Gıdaları Yıkamadan Önce Elleri Yıkamamak

Dolaptan marul ve domates kaptınız ve akan suyun altında yıkadınız. Peki öncesinde ellerinizi güzelce yıkadınız mI? Eğer yıkamadıysanız ellerinizdeki bakterileri gıdaya geçirdiniz.

Çözüm ise önce ellerinizi sıcak, akan su ve sabun ile gıdayı hazırlamadan 20 saniye öncesine kadar yıkamak. Bilek, ellerin üst kısmı, parmakların arası ve tırnak altlarını da yıkayın. Gıda zehirlenmesini önlemenin en önemli adımlarından birisi elleri yıkamak.

Çiğ ve Pişmiş Etler İçin Aynı Maşayı Kullanmak

Çiğ etleri tabaktan mangala attınız. İşiniz bitince aynı maşayı pişmiş eti temiz tabağa taşımak için kullandınız. Artık pişmiş etinizde de pişmemiş etteki bakteriler var.

Bunu çözmek için çiğ et ve pişmiş et için farklı maşa kullanmalısınız. Eğer sadece bir tane varsa tekrar kullanmadan önce güzelce sıcak sabunlu suda yıkayın. Kirli aletler zararlı bakterileri ve onların sularını pişmiş gıdalara geçirir.
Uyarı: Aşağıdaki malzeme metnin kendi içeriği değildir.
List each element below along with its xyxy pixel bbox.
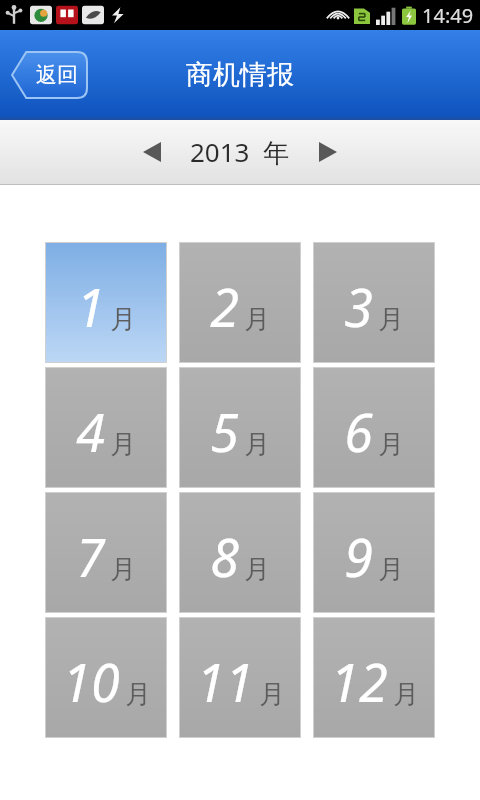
button[interactable]: 1 [46, 243, 166, 362]
staticText: 月 [110, 428, 136, 461]
button[interactable]: 10 [46, 618, 166, 737]
staticText: 月 [110, 553, 136, 586]
staticText: 月 [125, 678, 151, 711]
staticText: 月 [244, 303, 270, 336]
staticText: 月 [244, 428, 270, 461]
staticText: 8 [210, 521, 239, 592]
button[interactable]: 2 [180, 243, 300, 362]
staticText: 10 [62, 646, 120, 717]
button[interactable]: 上一年 [130, 130, 174, 174]
staticText: 月 [378, 553, 404, 586]
staticText: 9 [344, 521, 373, 592]
button[interactable]: 9 [314, 493, 434, 612]
staticText: 3 [344, 271, 373, 342]
staticText: 月 [393, 678, 419, 711]
button[interactable]: 7 [46, 493, 166, 612]
staticText: 1 [76, 271, 105, 342]
staticText: 月 [110, 303, 136, 336]
staticText: 月 [244, 553, 270, 586]
button[interactable]: 下一年 [306, 130, 350, 174]
staticText: 6 [344, 396, 373, 467]
button[interactable]: 11 [180, 618, 300, 737]
staticText: 月 [259, 678, 285, 711]
staticText: 2013 年 [190, 134, 290, 170]
staticText: 12 [330, 646, 388, 717]
staticText: 2 [210, 271, 239, 342]
button[interactable]: 6 [314, 368, 434, 487]
button[interactable]: 12 [314, 618, 434, 737]
staticText: 4 [76, 396, 105, 467]
button[interactable]: 3 [314, 243, 434, 362]
button[interactable]: 5 [180, 368, 300, 487]
button[interactable]: 8 [180, 493, 300, 612]
button[interactable]: 返回 [12, 50, 87, 100]
staticText: 月 [378, 428, 404, 461]
staticText: 返回 [36, 62, 78, 88]
staticText: 7 [76, 521, 105, 592]
staticText: 商机情报 [186, 58, 294, 92]
staticText: 11 [196, 646, 254, 717]
staticText: 14:49 [422, 2, 474, 29]
button[interactable]: 4 [46, 368, 166, 487]
staticText: 月 [378, 303, 404, 336]
staticText: 5 [210, 396, 239, 467]
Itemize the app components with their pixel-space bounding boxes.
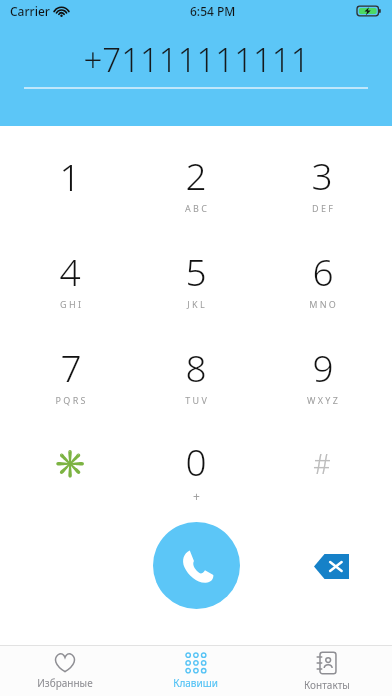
- staticText: +71111111111: [83, 37, 310, 82]
- staticText: G H I: [60, 298, 81, 310]
- button[interactable]: ✳: [14, 422, 126, 518]
- staticText: 1: [59, 151, 81, 201]
- staticText: 4: [59, 246, 81, 296]
- button[interactable]: Call: [153, 522, 240, 609]
- button[interactable]: 5: [140, 230, 252, 326]
- button[interactable]: 6: [266, 230, 378, 326]
- button[interactable]: 9: [266, 326, 378, 422]
- staticText: 3: [311, 150, 333, 200]
- staticText: Контакты: [304, 678, 350, 692]
- button[interactable]: 0: [140, 422, 252, 518]
- button[interactable]: Избранные: [0, 646, 130, 696]
- staticText: P Q R S: [55, 394, 86, 406]
- button[interactable]: 7: [14, 326, 126, 422]
- staticText: Клавиши: [173, 676, 218, 690]
- staticText: ✳: [53, 448, 87, 480]
- staticText: 6:54 PM: [190, 3, 236, 19]
- staticText: 5: [185, 246, 207, 296]
- staticText: J K L: [187, 298, 205, 310]
- staticText: 9: [312, 342, 334, 392]
- staticText: W X Y Z: [307, 394, 338, 406]
- button[interactable]: Контакты: [261, 646, 392, 696]
- staticText: T U V: [185, 394, 207, 406]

Önceden Yıkanmış Yeşillikleri Durulamak

Aldığınız ürünün üzerinde üç defa yıkanmıştır etiketi olabilir ancak güvenli olsun diye bir daha durulamaya karar verdiniz. Yeşillikleri yıkadığınız yerdeki bakteriler artık salatanıza geçtiler.

Yıkanmış yeşillik ürünleri doğrudan poşetinden çıktığı gibi kullanın. 2007 yılında gıda güvenliği uzmanları bir panelde mevcut araştırmaları incelemişler ve yıkanmış paketli salataların tekrar yıkanmasına gerek olmadığı sonucuna varmışlar. Hali hazırda yemek güvenli ve tekrar yıkamak lavabodan mikrop kapma riskini arttırıyor. Ticari yıkama sürecinden zararlı bakterilerin kurtulması çok mümkün değil ve bu nedenle evde tekrar durulamanın bir faydası olmaz.